51. The receiving element according to claim 49, wherein the supporting element has a height which is so selected that the distance between the hydrogel and a base of the container is less than 10 mm when the lid portion is covering the container.

52. The receiving element according to claim 49, wherein the supporting element is fitted removably on the lid portion.

53. The receiving element according to claim 38, wherein the receiving element takes the form of a multiple culture dish.

54. The receiving element according to claim 38, wherein the receiving element takes the form of a microtitre plate.

55. The receiving element according to claim 38, wherein receiving wells of the receiving element are filled to a predetermined level with the adhesive agent.

56. A method of obtaining a biological specimen, comprising: detaching the specimen with a laser from a biological mass, transporting the specimen with a laser pulse to a receiving element, receiving the specimen on a receiving surface of a receiving element, said preceiving surface comprising an adhesive agent, and dissolving the adhesive agent of the receiving element.

57. The method according to claim 56, further comprising liberating agents incorporated in the adhesive agent for at least one of further processing and analysis of the biological specimens when dissolving said adhesive agent.

58. The method according to claim 56, wherein said dissolving step is performed without impairing the suitability of the specimen for a further processing.

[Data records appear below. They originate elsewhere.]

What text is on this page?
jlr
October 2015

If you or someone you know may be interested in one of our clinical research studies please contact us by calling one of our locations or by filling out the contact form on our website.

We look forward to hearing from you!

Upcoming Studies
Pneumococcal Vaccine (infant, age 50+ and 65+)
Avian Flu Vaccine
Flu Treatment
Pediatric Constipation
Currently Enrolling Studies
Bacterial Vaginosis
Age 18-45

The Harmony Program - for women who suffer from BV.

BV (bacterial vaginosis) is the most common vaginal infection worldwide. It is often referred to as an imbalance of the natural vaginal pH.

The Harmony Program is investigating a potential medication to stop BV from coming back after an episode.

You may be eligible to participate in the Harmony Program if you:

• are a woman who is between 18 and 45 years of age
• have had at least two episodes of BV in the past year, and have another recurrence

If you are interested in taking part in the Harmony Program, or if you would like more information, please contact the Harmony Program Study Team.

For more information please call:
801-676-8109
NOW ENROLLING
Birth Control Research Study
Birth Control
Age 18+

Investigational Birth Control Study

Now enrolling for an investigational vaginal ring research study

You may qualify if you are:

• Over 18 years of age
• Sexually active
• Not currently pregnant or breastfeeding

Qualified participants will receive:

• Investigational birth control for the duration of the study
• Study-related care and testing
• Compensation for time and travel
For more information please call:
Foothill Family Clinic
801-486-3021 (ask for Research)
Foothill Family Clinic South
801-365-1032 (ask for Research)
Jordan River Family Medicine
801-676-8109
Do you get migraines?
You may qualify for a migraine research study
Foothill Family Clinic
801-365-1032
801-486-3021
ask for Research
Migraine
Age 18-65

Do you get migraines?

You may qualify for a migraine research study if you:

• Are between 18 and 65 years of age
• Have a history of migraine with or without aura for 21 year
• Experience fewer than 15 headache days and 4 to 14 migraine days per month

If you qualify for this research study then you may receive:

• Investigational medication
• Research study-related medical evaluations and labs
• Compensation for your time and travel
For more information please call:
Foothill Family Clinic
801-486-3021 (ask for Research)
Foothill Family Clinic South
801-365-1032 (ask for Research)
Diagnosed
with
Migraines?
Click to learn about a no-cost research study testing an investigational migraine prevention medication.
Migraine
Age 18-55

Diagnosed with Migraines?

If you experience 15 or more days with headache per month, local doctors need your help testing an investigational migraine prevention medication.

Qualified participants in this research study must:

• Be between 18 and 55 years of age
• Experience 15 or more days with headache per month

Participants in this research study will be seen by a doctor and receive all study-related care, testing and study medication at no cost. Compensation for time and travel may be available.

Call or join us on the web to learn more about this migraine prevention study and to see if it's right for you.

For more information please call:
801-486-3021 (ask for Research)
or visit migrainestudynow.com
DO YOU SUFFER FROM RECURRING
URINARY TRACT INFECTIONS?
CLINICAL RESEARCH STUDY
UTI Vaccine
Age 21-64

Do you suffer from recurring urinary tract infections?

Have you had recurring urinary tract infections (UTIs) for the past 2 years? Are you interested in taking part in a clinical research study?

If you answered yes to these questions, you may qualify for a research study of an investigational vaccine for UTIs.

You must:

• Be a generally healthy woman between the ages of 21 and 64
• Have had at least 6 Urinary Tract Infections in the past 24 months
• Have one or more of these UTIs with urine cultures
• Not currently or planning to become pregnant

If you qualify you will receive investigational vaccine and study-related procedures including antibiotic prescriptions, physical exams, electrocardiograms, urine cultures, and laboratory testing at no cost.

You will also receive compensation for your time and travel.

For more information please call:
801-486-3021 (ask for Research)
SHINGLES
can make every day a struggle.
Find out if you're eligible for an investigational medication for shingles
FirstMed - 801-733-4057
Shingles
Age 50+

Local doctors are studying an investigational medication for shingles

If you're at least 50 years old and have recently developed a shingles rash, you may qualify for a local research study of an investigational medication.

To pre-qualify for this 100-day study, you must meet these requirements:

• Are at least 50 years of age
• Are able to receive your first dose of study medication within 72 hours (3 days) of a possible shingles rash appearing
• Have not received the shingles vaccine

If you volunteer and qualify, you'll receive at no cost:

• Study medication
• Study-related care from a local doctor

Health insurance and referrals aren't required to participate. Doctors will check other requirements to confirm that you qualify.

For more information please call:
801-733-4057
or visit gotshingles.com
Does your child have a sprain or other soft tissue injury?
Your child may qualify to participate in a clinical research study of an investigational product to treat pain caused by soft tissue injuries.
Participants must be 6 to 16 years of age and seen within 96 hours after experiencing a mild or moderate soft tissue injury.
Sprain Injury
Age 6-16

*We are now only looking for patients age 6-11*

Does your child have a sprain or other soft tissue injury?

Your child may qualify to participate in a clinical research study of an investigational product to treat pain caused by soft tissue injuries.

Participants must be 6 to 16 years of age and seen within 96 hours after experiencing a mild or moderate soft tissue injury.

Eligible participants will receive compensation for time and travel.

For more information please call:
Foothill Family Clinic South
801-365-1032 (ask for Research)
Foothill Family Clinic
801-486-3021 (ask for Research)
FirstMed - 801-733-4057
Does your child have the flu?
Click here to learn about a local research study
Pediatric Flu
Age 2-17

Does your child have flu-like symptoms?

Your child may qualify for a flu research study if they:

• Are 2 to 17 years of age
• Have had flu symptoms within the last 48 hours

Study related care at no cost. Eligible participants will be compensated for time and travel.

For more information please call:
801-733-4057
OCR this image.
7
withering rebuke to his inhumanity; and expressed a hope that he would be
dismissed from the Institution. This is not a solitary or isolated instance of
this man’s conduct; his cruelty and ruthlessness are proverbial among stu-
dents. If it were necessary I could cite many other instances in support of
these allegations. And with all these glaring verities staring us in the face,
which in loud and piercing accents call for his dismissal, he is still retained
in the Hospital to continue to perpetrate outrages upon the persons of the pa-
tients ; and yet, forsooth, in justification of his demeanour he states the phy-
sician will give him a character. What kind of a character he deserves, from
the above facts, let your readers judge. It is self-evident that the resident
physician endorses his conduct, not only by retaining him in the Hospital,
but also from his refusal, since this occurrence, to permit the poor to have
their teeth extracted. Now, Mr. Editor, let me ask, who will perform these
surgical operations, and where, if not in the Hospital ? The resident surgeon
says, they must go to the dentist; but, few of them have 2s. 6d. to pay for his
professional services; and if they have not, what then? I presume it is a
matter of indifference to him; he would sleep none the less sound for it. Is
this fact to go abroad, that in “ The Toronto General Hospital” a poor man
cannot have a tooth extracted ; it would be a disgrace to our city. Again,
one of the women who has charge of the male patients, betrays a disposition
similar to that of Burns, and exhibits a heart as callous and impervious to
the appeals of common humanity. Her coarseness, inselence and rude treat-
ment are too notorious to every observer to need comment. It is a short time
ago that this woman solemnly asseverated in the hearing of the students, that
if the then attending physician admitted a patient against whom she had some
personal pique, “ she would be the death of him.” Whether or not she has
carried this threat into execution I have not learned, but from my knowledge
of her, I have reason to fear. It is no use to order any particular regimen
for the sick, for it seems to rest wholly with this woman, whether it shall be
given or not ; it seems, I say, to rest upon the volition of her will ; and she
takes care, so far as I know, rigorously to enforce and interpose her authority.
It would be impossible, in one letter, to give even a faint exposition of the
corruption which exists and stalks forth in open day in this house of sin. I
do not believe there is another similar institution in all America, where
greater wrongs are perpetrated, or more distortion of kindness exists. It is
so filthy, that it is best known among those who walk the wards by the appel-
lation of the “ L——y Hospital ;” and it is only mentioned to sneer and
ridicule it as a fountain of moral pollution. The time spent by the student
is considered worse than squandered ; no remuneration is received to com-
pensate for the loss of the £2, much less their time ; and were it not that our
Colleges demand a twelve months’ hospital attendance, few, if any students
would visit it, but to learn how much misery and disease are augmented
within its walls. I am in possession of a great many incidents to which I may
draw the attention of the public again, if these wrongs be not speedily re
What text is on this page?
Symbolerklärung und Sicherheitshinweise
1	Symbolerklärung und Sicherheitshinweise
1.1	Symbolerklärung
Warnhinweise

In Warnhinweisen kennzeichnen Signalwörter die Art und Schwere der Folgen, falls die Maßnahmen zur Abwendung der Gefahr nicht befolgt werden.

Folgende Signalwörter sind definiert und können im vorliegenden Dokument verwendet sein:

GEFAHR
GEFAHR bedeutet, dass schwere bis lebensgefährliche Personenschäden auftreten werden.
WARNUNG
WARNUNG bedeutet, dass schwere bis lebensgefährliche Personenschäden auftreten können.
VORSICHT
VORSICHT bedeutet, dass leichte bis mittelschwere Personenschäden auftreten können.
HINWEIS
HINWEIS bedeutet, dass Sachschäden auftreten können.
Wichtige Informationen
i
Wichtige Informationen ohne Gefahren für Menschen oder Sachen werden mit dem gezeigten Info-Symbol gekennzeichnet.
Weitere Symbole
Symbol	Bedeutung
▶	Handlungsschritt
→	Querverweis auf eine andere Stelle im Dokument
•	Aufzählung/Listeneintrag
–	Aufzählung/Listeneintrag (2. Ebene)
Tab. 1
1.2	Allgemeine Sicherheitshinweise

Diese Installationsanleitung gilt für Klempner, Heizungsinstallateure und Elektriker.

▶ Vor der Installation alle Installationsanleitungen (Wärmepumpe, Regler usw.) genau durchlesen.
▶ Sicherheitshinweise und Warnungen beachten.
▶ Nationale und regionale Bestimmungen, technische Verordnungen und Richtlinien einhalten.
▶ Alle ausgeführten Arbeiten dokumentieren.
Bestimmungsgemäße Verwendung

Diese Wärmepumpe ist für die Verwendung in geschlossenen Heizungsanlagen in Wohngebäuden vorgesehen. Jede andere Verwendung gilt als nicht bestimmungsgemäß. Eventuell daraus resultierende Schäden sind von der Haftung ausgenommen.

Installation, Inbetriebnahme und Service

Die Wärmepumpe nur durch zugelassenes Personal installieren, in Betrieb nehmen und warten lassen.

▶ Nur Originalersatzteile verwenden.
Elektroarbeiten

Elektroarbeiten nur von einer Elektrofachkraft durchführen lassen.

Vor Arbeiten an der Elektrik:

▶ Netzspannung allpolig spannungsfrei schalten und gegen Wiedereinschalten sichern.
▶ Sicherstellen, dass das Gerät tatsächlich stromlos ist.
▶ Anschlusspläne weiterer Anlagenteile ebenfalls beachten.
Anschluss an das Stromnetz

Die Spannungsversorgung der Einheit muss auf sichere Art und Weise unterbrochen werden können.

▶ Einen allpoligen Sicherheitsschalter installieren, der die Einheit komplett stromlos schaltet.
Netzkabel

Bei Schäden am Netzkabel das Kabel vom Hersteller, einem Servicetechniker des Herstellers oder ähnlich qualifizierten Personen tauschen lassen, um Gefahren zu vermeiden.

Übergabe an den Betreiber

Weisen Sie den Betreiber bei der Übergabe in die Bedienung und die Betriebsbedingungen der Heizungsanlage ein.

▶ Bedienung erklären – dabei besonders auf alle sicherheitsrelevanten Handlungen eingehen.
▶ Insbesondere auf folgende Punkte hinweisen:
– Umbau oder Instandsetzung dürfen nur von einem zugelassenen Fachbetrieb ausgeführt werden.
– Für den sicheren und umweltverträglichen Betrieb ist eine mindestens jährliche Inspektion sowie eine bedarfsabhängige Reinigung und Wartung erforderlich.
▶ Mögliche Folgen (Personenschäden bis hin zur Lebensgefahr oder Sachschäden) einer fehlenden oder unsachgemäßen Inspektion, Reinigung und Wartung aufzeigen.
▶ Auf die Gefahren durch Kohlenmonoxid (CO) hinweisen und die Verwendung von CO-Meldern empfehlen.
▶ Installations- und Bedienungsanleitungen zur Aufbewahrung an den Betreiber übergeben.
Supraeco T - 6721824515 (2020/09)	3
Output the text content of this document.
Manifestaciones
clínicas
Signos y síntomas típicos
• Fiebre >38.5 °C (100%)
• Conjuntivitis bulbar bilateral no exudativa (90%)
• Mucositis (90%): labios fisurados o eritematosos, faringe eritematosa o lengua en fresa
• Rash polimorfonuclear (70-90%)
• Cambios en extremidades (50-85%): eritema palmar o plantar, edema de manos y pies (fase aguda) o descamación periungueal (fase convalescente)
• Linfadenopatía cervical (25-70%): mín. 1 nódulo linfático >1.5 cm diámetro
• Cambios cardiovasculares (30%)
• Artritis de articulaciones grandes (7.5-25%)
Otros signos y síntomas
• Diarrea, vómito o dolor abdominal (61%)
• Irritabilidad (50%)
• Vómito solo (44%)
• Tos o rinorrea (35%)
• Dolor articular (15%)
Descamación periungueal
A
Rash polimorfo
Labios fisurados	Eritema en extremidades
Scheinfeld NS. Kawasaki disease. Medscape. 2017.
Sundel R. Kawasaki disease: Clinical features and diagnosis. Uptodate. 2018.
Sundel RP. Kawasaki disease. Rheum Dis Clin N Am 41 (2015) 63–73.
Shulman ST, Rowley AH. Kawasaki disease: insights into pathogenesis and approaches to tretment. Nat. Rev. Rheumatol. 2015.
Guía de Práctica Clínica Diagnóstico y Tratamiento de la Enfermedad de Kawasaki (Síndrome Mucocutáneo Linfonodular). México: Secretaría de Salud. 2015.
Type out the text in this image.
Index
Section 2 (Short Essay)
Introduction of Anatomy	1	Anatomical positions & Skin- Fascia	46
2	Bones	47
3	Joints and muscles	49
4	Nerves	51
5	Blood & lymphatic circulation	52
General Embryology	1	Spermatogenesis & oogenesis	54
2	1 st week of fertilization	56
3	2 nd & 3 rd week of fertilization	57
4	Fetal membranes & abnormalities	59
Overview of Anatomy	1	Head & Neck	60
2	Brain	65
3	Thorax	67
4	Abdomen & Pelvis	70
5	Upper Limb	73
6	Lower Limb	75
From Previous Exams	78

59. The method according to claim 56, wherein said adhesive agent comprises a hydrogel.

60. The method according to claim 59, wherein said hydrogel comprises at least one of agarose, a proteinogenic substance, a collagen, a sugar-based network former and polyacrylamide.

61. The method according to claim 56, wherein said detaching and transporting steps comprise performing a laser-triggered transportation process.